Internships (even if they are not directly related to Hearing and Speech) are an excellent way to obtain experience in the workplace. Although internships are not a requirement of the HESP curriculum, students are encouraged to explore related experiences through the College of Behavioral and Social Sciences Internship program. Information about these opportunities can be found on the BSOS website.
THE HESP Honors Program
The objective of the HESP Honors program is to encourage and recognize superior academic achievement and scholarship by providing opportunities for interested, capable, and energetic undergraduates to engage in independent study. A research project will be conducted under the supervision of a faculty mentor and will result in an Honors thesis. Students DO NOT have to be part of the University Honors Program to participate in the departmental program. Additional information as well as eligibility and application requirements, can be found on the HESP website.

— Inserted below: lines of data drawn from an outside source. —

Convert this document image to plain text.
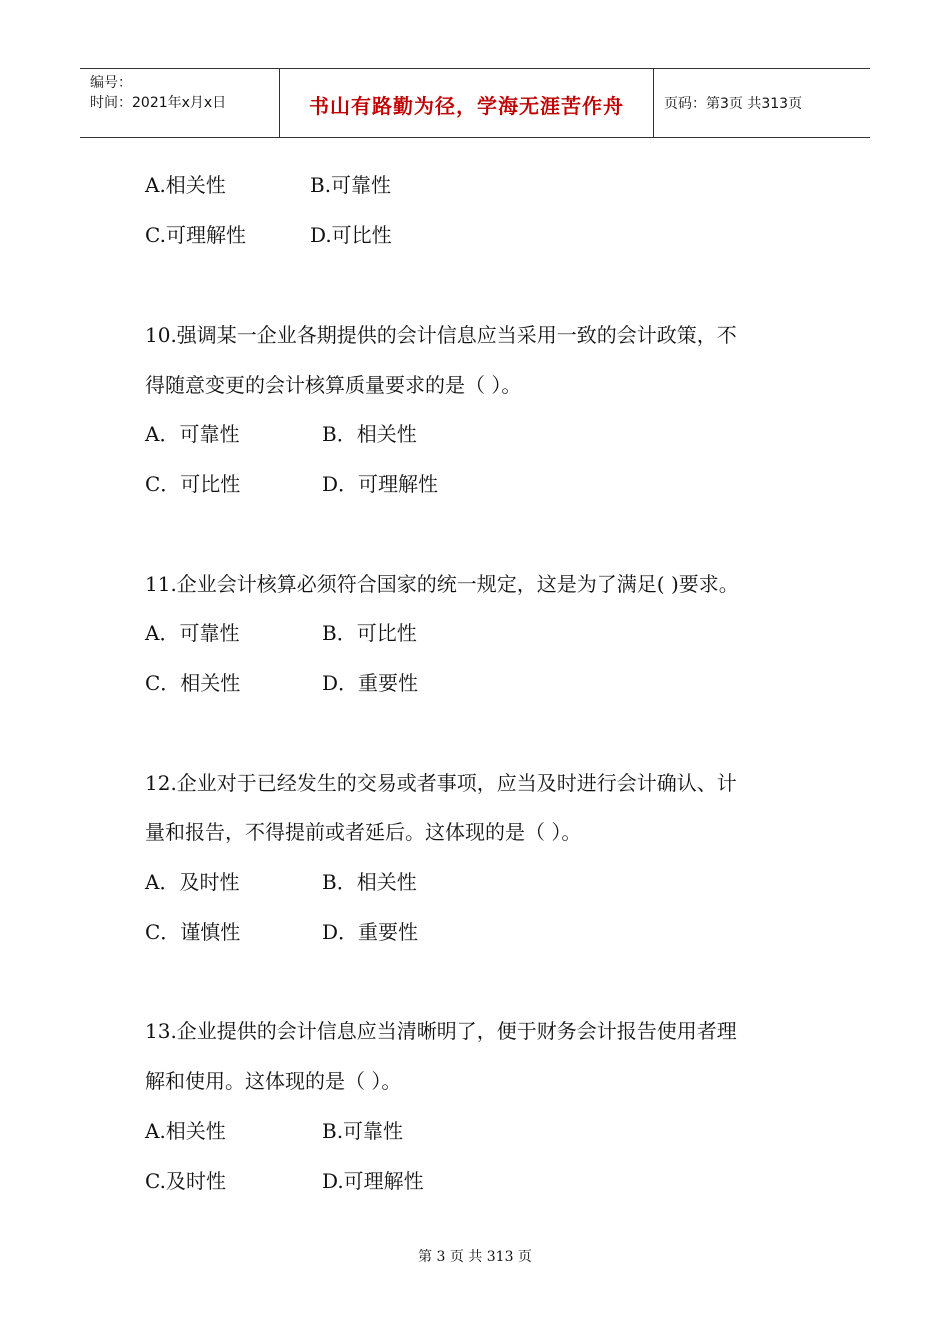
编号：
时间：2021年x月x日	书山有路勤为径，学海无涯苦作舟	页码：第3页 共313页
A.相关性	B.可靠性
C.可理解性	D.可比性
10.强调某一企业各期提供的会计信息应当采用一致的会计政策，不
得随意变更的会计核算质量要求的是（ ）。
A．可靠性	B．相关性
C．可比性	D．可理解性
11.企业会计核算必须符合国家的统一规定，这是为了满足( )要求。
A．可靠性	B．可比性
C．相关性	D．重要性
12.企业对于已经发生的交易或者事项，应当及时进行会计确认、计
量和报告，不得提前或者延后。这体现的是（ ）。
A．及时性	B．相关性
C．谨慎性	D．重要性
13.企业提供的会计信息应当清晰明了，便于财务会计报告使用者理
解和使用。这体现的是（ ）。
A.相关性	B.可靠性
C.及时性	D.可理解性
第 3 页 共 313 页
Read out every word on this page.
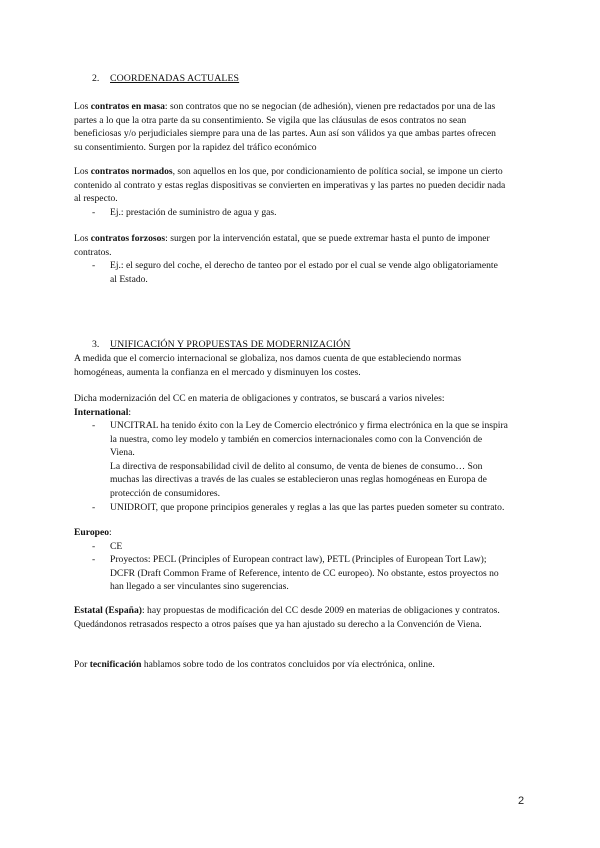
2. COORDENADAS ACTUALES
Los contratos en masa: son contratos que no se negocian (de adhesión), vienen pre redactados por una de las
partes a lo que la otra parte da su consentimiento. Se vigila que las cláusulas de esos contratos no sean
beneficiosas y/o perjudiciales siempre para una de las partes. Aun así son válidos ya que ambas partes ofrecen
su consentimiento. Surgen por la rapidez del tráfico económico
Los contratos normados, son aquellos en los que, por condicionamiento de política social, se impone un cierto
contenido al contrato y estas reglas dispositivas se convierten en imperativas y las partes no pueden decidir nada
al respecto.
-	Ej.: prestación de suministro de agua y gas.
Los contratos forzosos: surgen por la intervención estatal, que se puede extremar hasta el punto de imponer
contratos.
-	Ej.: el seguro del coche, el derecho de tanteo por el estado por el cual se vende algo obligatoriamente
al Estado.
3. UNIFICACIÓN Y PROPUESTAS DE MODERNIZACIÓN
A medida que el comercio internacional se globaliza, nos damos cuenta de que estableciendo normas
homogéneas, aumenta la confianza en el mercado y disminuyen los costes.
Dicha modernización del CC en materia de obligaciones y contratos, se buscará a varios niveles:
International:
-	UNCITRAL ha tenido éxito con la Ley de Comercio electrónico y firma electrónica en la que se inspira
la nuestra, como ley modelo y también en comercios internacionales como con la Convención de
Viena.
La directiva de responsabilidad civil de delito al consumo, de venta de bienes de consumo… Son
muchas las directivas a través de las cuales se establecieron unas reglas homogéneas en Europa de
protección de consumidores.
-	UNIDROIT, que propone principios generales y reglas a las que las partes pueden someter su contrato.
Europeo:
-	CE
-	Proyectos: PECL (Principles of European contract law), PETL (Principles of European Tort Law);
DCFR (Draft Common Frame of Reference, intento de CC europeo). No obstante, estos proyectos no
han llegado a ser vinculantes sino sugerencias.
Estatal (España): hay propuestas de modificación del CC desde 2009 en materias de obligaciones y contratos.
Quedándonos retrasados respecto a otros países que ya han ajustado su derecho a la Convención de Viena.
Por tecnificación hablamos sobre todo de los contratos concluidos por vía electrónica, online.
2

Student Societies and Professional Organizations
There are two organizations that hearing and speech science majors are invited to join. They are the University of Maryland's Chapter of the National Student Speech-Language and Hearing Association (NSSLHA) and the Student Academy of Audiology (SAA). Both organizations are involved in fund raising, sponsoring educational speakers and participating in community service activities. Students can obtain leadership skills by serving as an officer in either organization.
Scholarships and Financial Assistance
The Office of Student Financial Aid (OSFA) administers all types of federal, state and institutional financial assistance programs and, in cooperation with other university offices, participates in the awarding of scholarships to deserving students. Although there is no financial support for undergraduates provided by the department, there is an endowed scholarship that students who are interested in pursuing graduate study in Audiology, may apply for in their junior year. See information about the Karin E. Young Award.
ACADEMIC PROGRAMS AND DEPARTMENTAL FACILITIES
The Department of Hearing and Speech Sciences offers students numerous opportunities to interact with faculty in teaching, research and clinical experiences. Faculty welcome the participation of undergraduates in their research laboratories. The Hearing and Speech Clinic as well as the Language Learning Early Advantage Program (LEAP preschool) in Lefrak Hall provide students the opportunity to see the interaction between clinical and research efforts.